ActionTypeStrike / BasisPremium (est)
Buy 100 sharesStock$37.55long
Sell 1Call$39.43N/A
Buy 1Put$35.67N/A

FPWR collar risk and reward

Net Premium / Debit
N/A
Max Profit (per contract)
Unbounded
Max Loss (per contract)
Unbounded
Breakeven(s)
None on modeled curve
Risk / Reward Ratio
N/A

Max profit roughly equals short-call strike minus cost basis plus net premium; max loss roughly equals cost basis minus long-put strike minus net premium. Breakeven shifts by the net premium.

FPWR collar payoff curve

Modeled P&L at expiration across a range of underlying prices for the collar on FPWR. Each row is one sampled price point from the computed payoff curve; the full curve uses 200 price points internally before being summarized into 10 rows here.

When traders use collar on FPWR

Collars on FPWR hedge an existing long FPWR etf position; the long put sets a floor while the short call finances it, often run as a near-zero-cost hedge during expected volatility windows.

FPWR thesis for this collar

The market-implied 1-standard-deviation range for FPWR extends from approximately $33.28 on the downside to $41.82 on the upside. A FPWR collar hedges an existing long FPWR position with a protective put while financing the put cost via a short call; when the premiums roughly offset, the collar acts as a near-zero-cost insurance band around the current spot. Current FPWR IV rank near 50.93% is mid-range against its 1-year distribution, so the IV signal is neutral; the collar thesis on FPWR should anchor more to the directional view and the expected-move geometry. As a Financial Services name, FPWR options can move on sector-level news flow (peer earnings, regulatory updates, industry-specific macro data) in addition to FPWR-specific events.

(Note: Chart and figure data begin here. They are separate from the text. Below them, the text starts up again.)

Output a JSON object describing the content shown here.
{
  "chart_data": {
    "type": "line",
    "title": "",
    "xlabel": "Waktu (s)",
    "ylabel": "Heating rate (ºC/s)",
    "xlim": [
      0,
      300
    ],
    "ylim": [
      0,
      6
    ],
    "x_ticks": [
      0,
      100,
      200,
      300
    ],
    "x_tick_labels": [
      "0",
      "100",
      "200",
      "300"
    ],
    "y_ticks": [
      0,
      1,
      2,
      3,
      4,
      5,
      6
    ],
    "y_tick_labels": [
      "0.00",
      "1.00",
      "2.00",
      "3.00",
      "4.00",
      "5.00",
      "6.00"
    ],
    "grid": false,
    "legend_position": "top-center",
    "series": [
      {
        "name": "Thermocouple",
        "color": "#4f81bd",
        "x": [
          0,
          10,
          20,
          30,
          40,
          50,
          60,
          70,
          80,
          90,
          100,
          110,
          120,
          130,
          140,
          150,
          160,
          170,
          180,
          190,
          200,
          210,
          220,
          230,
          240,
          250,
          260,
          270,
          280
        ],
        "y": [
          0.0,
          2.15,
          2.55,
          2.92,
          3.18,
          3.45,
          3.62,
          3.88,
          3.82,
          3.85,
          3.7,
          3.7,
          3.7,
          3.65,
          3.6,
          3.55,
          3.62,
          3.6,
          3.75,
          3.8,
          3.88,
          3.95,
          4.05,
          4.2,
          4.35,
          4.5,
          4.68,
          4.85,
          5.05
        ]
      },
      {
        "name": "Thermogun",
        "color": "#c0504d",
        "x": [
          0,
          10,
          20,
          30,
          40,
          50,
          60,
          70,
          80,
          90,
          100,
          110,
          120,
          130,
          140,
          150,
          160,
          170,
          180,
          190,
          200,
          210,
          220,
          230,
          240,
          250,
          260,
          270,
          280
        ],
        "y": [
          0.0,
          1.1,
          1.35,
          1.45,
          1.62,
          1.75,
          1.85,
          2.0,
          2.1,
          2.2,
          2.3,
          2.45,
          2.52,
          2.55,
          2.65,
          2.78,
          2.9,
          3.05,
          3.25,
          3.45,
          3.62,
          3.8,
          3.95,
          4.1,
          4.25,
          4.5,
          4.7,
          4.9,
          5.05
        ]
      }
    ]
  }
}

FPWR collar positions are structurally neutral (protective); the modeled P&L assumes European-style exercise at expiration and ignores early assignment, transaction costs, dividends paid before expiry on the stock leg (when present), and the bid-ask spread on the listed chain. FPWR positions also carry Financial Services sector concentration risk; news flow inside the sector (peer earnings, regulatory shifts, supply-chain headlines) can move FPWR alongside the broader basket even when FPWR-specific fundamentals are unchanged. Always rebuild the position from current FPWR chain quotes before placing a trade.

Frequently asked questions

What is a collar on FPWR?
A collar on FPWR is the collar strategy applied to FPWR (etf). The strategy is structurally neutral (protective): A collar pairs long stock with a protective out-of-the-money put financed by a short out-of-the-money call, capping both tails of the position around the current spot. With FPWR etf trading near $37.55, the strikes shown on this page are snapped to the nearest listed FPWR chain strike and the premiums come straight from the end-of-day bid/ask midpoint.
How are FPWR collar max profit and max loss calculated?
Max profit roughly equals short-call strike minus cost basis plus net premium; max loss roughly equals cost basis minus long-put strike minus net premium. Breakeven shifts by the net premium. For the FPWR collar priced from the end-of-day chain at a 30-day expiry (ATM IV 39.70%), the computed maximum profit is unbounded per contract and the computed maximum loss is unbounded per contract. Live intraday quotes will differ as the chain moves through the trading session.
What is the breakeven for a FPWR collar?
The breakeven for the FPWR collar priced on this page is no defined breakeven on the modeled curve at expiration, derived from end-of-day chain premiums. Breakeven is the underlying price at which the strategy's P&L crosses zero ignoring transaction costs and assignment risk. The current FPWR market-implied 1-standard-deviation expected move is approximately 11.38%; if the move sits well outside the breakeven distance, the structure's risk-reward becomes correspondingly tighter.
When should you consider a collar on FPWR?
Collars on FPWR hedge an existing long FPWR etf position; the long put sets a floor while the short call finances it, often run as a near-zero-cost hedge during expected volatility windows.
How does current FPWR implied volatility affect this collar?
FPWR ATM IV is at 39.70% with IV rank near 50.93%, which is mid-range against its 1-year history. Strategy selection depends more on directional thesis and expected move than on a strong IV signal.